There is a need to rekindle hopes of a unipolar world that emerged after the collapse of communism in 1989/91. The International Institute of Strategic Studies, London, estimates that, globally, $1.5 trillion is spent each year on armaments, some 2.7 per cent of the global Gross Domestic Product. A lively and troubling arms race is on with pacifist Japan, South Korea, Taiwan and Philippines now spending more on defence to fend off Chinese aggression. China itself, according to a US military assessment, spent $145 billion in 2013 to modernise its military, while the US spent $640 billion in the same year. South Korea, in response to North Korea’s sabre-rattling and advanced weapons testing, spent $33.9 billion on defence last year, while the North continues its “military first” policy, by which defence gets priority over all else in the secretive state.
World leaders should realise that we have a common interest in making the world safe from terrorism, environmental degradation, poverty and crime. These put a strain on all, creating refugee problems, insecurity and disease. In 2011, about 4.3 million persons were forcibly displaced, according to the United Nations High Commissioner for Refugees, of which about 800,000 fled their own countries.

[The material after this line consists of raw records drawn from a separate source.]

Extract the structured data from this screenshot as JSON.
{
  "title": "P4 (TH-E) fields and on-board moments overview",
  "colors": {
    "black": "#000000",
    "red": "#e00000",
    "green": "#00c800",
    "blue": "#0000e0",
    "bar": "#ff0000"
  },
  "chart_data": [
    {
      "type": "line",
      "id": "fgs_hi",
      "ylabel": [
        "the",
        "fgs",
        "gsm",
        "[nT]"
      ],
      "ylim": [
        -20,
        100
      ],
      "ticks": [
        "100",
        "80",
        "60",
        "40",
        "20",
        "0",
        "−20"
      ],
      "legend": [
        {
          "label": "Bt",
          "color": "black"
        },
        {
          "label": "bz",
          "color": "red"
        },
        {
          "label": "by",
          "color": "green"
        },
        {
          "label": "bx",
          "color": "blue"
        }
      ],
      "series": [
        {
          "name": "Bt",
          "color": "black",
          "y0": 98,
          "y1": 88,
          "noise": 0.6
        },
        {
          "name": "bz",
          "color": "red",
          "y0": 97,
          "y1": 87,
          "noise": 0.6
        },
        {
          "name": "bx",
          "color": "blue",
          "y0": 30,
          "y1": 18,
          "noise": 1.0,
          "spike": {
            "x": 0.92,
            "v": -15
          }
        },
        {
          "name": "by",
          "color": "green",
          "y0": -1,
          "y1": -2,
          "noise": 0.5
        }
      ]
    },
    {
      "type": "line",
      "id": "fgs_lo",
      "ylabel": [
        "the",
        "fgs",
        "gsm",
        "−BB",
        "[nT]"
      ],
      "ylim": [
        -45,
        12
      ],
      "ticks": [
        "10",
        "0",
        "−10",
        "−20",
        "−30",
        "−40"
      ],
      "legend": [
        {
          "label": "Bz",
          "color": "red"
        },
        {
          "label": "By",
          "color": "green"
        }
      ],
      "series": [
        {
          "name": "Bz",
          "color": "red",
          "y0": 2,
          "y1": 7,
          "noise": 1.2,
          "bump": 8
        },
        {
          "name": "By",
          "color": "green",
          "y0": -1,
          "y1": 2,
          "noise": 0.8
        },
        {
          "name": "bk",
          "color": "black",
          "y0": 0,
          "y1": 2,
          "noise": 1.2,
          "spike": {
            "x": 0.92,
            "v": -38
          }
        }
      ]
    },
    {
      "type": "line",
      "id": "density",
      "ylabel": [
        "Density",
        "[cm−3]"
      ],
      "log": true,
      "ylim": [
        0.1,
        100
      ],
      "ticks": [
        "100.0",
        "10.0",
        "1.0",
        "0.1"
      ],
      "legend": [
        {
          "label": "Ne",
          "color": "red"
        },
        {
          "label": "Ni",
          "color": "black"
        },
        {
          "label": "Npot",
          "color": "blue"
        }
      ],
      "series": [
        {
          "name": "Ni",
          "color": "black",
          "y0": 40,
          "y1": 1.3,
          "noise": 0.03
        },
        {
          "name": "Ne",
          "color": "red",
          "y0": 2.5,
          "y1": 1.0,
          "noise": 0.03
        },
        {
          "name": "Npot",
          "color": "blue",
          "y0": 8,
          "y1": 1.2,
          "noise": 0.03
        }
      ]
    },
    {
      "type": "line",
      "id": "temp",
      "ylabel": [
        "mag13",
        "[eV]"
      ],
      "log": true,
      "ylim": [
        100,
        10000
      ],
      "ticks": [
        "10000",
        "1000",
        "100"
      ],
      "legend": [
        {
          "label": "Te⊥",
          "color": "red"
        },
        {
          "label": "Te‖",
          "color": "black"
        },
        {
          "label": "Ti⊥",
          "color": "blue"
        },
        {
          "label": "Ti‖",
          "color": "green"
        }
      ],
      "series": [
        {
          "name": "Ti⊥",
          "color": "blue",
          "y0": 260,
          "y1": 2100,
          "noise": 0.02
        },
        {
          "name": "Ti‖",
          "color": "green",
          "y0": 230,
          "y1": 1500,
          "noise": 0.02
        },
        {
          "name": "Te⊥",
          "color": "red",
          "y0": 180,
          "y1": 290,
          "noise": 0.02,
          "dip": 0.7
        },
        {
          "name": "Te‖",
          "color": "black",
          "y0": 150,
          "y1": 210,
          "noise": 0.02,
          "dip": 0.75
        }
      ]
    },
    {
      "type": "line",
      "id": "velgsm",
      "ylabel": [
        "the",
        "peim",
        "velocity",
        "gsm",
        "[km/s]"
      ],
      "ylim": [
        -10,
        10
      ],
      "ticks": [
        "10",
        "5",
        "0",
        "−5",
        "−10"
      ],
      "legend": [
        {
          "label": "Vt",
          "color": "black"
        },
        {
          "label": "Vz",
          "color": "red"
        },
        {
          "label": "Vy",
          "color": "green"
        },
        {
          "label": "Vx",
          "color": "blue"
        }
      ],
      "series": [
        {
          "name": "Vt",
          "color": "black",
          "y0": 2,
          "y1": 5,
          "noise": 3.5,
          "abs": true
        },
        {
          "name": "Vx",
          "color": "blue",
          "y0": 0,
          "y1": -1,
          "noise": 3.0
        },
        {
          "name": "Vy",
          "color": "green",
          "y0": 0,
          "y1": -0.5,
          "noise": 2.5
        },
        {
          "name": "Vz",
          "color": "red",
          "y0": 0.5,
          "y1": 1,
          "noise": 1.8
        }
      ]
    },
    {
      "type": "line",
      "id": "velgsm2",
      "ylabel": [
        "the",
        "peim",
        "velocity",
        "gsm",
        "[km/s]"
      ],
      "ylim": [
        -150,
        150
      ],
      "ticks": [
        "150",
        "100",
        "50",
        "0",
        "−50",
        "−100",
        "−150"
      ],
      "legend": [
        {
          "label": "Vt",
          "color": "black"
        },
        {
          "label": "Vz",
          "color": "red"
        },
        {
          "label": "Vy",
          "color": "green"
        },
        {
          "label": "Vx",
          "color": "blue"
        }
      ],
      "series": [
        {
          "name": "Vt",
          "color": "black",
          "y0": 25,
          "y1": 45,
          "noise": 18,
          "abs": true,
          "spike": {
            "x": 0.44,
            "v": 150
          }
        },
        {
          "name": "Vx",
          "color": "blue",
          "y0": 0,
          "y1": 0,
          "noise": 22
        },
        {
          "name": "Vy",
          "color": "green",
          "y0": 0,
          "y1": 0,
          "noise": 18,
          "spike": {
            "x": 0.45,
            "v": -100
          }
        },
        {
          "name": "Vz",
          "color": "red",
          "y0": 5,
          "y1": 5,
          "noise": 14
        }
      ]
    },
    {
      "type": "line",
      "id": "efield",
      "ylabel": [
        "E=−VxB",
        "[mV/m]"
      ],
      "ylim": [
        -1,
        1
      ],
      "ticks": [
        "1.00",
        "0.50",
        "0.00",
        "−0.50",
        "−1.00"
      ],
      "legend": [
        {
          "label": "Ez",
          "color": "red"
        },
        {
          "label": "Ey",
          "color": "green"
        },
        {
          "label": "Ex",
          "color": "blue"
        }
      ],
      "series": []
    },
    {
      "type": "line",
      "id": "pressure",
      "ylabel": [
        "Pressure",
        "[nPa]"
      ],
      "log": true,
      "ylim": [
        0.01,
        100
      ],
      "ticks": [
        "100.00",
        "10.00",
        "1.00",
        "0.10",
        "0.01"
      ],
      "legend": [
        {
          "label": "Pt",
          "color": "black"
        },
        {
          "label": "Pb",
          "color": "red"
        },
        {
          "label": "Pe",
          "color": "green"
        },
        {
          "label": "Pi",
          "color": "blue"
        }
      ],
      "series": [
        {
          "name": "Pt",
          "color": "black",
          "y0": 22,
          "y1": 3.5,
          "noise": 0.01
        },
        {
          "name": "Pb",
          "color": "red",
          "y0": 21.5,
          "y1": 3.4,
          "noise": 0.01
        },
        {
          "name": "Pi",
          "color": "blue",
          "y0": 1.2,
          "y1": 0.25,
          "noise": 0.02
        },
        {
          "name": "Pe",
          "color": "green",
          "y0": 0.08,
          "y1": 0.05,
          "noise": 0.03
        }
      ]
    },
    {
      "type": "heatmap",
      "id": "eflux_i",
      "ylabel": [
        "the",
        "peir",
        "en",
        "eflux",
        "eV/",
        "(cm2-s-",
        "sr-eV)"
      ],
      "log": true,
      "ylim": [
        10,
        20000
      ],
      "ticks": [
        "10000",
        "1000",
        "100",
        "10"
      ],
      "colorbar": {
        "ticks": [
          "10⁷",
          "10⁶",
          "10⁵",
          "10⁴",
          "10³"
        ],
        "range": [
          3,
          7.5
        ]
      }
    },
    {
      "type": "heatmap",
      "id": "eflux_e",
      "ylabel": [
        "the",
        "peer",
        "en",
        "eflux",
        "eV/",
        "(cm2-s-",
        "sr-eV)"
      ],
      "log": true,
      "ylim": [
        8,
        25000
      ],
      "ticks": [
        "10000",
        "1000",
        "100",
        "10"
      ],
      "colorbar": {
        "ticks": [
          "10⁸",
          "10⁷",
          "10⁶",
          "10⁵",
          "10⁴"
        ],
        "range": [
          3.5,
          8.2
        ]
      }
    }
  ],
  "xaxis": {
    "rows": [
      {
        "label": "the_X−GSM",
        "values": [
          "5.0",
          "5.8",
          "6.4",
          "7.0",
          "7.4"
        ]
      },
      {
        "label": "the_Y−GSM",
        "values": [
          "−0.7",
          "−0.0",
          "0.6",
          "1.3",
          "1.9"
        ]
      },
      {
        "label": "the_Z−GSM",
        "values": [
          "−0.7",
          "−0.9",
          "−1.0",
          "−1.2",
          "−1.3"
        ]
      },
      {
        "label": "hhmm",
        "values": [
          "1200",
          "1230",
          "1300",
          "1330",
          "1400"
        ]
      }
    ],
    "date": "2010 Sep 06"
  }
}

The major powers should stop undermining the UN and seek ways to corral the 875 million small arms said to be in circulation worldwide by the Small Arms Survey. Rivalries should be put aside and action stepped up on the various arms control treaties and conventions. Stopping any other country from joining the nuclear arms club should be a priority. China and Russia should join the US in efforts to dissuade Iran from acquiring a nuclear weapon and efforts made to persuade Israel, India and Pakistan to give up theirs as South Africa did after apartheid rule collapsed.
Assertiveness and militarism by China and Russia, both seeking dominance and lost glory, hark ominously to the periods before the two world wars when Germany, Japan and Italy sought to right perceived wrongs and reinvent old empires. The parallels are not so far-fetched when juxtaposed with events in the China seas and Crimea, coupled with the danger of extremists gaining access to Pakistan’s nuclear arsenal, and the willingness of the regime and rebels to use chemical and biological weapons in Syria.
Uniting to fight terrorism, a greater threat to the world, is therefore, more important than incinerating the earth over a clutch of rocks in the sea. Today’s leaders should do all in their power to avoid war.